Well, that was probably someone’s idea of a reward, yeah. Because there was no accounting for taste. “You’re classifying this stuff? After a hundred years? Isn’t that paranoid even for ImpSec?”
“We’ll be declassifying most of it as fast as we can get through it. But there are some things about the old ghem-junta…never mind.” His lips compressed. And opened again to release a, “But you know that history book I gave Lady Tej?”
“Yes…?”
“I think there may have to be a new edition.”
Ivan walked him out to the hallway; by the time Duv reached the lift tubes in the penthouse foyer, he was jogging, and fielding more calls from his wristcom. Eight billion marks, Ivan couldn’t help thinking, and he worries more about the papers…

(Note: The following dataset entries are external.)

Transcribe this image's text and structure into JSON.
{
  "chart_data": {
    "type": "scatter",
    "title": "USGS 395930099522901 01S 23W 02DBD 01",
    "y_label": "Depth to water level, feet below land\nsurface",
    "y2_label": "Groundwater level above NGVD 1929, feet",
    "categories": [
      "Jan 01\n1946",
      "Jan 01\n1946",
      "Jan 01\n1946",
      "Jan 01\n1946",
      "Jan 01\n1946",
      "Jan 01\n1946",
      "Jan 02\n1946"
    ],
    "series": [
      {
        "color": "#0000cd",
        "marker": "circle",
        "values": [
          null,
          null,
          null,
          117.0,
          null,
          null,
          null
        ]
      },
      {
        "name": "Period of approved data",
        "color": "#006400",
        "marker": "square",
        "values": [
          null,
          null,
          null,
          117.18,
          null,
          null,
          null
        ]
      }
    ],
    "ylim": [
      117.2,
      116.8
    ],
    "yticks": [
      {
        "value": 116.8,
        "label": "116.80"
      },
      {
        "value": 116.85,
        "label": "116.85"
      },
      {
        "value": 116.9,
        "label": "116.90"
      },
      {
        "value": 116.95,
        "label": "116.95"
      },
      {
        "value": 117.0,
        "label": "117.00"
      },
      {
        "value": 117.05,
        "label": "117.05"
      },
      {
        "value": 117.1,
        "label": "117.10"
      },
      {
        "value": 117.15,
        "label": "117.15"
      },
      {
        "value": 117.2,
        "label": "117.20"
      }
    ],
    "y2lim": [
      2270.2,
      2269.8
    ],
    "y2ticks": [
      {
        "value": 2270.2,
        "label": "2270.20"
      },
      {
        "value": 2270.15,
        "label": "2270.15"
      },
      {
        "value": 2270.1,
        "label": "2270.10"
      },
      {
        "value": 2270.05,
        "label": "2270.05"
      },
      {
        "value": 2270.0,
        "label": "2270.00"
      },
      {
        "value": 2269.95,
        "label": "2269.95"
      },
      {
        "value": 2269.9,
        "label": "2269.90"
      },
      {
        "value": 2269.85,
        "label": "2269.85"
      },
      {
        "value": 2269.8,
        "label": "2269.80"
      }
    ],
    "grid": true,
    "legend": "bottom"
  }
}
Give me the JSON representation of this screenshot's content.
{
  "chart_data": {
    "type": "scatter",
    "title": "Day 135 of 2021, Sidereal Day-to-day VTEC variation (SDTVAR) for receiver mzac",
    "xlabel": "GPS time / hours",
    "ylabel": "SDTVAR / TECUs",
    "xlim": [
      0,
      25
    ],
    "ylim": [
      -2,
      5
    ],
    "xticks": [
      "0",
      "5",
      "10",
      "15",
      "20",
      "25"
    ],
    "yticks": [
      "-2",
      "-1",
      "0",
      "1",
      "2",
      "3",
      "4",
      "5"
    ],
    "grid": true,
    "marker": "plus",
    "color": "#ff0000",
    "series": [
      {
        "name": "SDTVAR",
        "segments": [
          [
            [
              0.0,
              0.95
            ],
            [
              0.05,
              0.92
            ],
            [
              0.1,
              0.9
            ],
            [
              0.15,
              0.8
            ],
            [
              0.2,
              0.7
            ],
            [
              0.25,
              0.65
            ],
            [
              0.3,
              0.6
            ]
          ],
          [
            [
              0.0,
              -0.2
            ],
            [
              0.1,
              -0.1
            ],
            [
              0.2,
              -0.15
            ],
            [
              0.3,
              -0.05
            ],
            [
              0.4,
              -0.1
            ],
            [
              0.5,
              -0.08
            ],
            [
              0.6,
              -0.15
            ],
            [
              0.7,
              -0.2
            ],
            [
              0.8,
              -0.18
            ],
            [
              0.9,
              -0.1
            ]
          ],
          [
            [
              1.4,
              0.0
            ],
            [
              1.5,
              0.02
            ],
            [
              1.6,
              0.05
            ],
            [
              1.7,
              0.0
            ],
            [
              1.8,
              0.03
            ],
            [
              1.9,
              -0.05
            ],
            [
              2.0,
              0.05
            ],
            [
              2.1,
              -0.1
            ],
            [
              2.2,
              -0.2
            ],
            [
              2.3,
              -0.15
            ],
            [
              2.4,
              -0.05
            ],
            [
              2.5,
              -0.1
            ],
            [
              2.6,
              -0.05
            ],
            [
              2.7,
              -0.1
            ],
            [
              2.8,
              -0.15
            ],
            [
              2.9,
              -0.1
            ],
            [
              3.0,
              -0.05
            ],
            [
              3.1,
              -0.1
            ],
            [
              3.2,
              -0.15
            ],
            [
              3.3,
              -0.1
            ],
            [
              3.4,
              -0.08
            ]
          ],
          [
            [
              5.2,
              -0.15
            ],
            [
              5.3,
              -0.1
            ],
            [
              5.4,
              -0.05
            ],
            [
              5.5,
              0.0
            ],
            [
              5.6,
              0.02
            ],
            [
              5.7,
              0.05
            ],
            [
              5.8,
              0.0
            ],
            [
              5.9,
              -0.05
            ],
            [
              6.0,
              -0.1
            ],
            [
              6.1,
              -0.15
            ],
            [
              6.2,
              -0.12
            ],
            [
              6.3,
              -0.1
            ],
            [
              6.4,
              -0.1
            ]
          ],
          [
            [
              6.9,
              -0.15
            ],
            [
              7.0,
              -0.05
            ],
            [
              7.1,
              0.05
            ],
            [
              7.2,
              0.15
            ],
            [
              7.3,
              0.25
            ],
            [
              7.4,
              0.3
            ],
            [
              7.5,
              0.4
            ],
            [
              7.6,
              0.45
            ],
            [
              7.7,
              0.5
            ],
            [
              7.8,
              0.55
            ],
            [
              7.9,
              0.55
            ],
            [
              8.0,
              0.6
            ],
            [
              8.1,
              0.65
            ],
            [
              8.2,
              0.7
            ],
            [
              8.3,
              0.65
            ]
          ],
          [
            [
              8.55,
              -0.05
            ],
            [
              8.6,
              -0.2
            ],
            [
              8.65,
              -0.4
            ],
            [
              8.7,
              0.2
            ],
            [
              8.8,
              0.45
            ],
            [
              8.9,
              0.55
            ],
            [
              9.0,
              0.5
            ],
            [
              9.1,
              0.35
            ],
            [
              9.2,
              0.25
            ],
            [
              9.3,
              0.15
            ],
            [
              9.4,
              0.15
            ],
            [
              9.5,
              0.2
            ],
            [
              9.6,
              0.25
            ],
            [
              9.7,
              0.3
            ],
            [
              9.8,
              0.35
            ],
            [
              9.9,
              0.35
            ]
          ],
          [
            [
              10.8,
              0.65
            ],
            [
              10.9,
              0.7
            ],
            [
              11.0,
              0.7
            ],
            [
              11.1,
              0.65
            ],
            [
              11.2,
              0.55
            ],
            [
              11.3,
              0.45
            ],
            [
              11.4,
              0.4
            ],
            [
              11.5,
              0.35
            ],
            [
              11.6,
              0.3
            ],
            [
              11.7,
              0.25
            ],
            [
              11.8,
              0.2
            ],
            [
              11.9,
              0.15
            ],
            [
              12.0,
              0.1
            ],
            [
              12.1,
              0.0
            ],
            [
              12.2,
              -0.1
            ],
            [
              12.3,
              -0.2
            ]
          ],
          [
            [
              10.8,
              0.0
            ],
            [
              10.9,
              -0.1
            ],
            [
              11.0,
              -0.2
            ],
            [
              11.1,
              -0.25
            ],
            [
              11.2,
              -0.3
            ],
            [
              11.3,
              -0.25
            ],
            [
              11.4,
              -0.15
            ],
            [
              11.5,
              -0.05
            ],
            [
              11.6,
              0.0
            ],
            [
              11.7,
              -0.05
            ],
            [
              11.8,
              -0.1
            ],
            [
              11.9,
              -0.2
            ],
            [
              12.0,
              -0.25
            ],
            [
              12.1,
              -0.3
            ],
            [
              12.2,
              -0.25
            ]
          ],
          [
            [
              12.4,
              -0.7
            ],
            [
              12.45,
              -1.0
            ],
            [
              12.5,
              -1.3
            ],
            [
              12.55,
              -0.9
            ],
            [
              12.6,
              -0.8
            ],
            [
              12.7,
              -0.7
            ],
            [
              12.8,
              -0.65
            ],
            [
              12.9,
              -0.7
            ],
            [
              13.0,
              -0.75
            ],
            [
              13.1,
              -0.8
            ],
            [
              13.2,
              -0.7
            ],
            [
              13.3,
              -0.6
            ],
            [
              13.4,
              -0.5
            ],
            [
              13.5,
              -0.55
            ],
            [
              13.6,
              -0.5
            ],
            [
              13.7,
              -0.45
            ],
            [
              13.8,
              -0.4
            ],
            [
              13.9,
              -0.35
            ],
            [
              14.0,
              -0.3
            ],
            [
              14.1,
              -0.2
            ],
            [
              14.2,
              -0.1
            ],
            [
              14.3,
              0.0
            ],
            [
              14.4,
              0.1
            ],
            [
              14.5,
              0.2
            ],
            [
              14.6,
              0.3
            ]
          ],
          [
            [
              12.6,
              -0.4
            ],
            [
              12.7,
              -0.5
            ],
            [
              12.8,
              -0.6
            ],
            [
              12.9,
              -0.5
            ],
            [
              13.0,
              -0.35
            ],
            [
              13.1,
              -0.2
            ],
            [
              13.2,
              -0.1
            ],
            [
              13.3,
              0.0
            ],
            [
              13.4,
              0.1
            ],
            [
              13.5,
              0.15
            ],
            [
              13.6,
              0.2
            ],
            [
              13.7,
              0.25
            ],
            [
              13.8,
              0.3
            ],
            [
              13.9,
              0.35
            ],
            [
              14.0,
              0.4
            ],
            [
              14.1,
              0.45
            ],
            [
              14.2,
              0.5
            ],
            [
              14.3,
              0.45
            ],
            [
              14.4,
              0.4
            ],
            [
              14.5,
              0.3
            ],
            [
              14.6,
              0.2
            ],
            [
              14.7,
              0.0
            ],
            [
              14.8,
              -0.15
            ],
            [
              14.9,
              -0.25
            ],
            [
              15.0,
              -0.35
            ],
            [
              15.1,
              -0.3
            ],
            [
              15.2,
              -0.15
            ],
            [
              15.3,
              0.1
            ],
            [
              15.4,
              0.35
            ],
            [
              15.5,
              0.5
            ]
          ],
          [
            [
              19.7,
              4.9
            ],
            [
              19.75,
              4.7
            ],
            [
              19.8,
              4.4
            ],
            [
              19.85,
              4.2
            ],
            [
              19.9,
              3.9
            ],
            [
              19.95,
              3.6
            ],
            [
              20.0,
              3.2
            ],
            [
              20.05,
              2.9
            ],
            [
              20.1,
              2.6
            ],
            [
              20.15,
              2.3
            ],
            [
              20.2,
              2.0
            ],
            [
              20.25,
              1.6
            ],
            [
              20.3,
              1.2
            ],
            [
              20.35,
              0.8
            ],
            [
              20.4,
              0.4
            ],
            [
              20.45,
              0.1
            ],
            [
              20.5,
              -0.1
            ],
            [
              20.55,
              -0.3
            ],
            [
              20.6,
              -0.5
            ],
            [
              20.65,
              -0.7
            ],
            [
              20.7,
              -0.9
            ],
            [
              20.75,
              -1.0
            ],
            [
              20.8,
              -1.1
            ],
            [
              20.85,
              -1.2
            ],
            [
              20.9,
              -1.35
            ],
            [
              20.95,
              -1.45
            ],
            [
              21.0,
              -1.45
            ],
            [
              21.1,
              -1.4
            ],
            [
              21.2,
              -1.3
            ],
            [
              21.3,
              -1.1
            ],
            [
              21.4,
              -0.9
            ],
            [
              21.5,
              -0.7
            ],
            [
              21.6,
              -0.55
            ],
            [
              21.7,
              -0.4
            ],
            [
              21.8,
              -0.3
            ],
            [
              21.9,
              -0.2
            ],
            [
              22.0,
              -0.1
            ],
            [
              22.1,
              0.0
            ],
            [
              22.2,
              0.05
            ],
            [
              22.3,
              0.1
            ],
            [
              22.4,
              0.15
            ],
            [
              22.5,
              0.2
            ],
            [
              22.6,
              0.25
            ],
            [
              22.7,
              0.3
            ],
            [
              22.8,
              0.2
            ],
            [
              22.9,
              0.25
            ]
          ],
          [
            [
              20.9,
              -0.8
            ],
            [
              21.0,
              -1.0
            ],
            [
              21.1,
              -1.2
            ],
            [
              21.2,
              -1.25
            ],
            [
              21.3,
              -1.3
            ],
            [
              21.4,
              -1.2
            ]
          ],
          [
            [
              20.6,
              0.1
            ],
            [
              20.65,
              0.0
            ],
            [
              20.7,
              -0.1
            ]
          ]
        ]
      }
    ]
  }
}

Or the truth, perhaps. What price that?
Gregor was providing a courtesy military jump pilot and crew for Vormercier’s yacht for the run to the borders of the empire at Pol Station. This, Ivan gathered, was to make sure they arrived 1) there and 2) nowhere else. The ten days of travel time would be plenty to tightbeam ahead and arrange whatever commercial crew the Arquas wanted to hire on for the next leg. Vetted, Ivan trusted, for ingenious bounty hunters. Jet would be rejoining the Jewels, but Amiri was to travel with his family only as far as Komarr, then transfer to a government courier vessel for a free ride to Escobar, and a safe delivery back to the Durona Clinic. Any stray bounty hunter who made it that far would be Lily Durona and Mark Vorkosigan’s problem; or rather, vice versa. Definitely vice versa, Ivan reflected.
His life was simplifying nicely. But not, Ivan trusted, too much. A little uneasy, he took the lift tube down from his mother’s flat to find Tej.
Tej, when she’d had about as much as she could stand of listening to Amiri burble about how happy he was to be going back to Escobar, wandered into her parents’ temporary bedroom. The flat had been hastily furnished with rental beds and a few sofas and chairs, the night they’d all been dumped in here by the Barrayaran authorities; a lot of the meals had been taken upstairs at Lady Alys’s place. No one had urged anything more permanent.
The Baronne and Lady Alys, or rather, Lady Alys’s competent dresser under their joint supervision, was just finishing packing. The Baronne was remarking, “…not my plan at all, but it will certainly do. Flexibility, as Shiv says.”
She broke off and both mothers looked across at Tej as she entered, Lady Alys rather bemusedly, the Baronne…her lips tightened, but not in anger.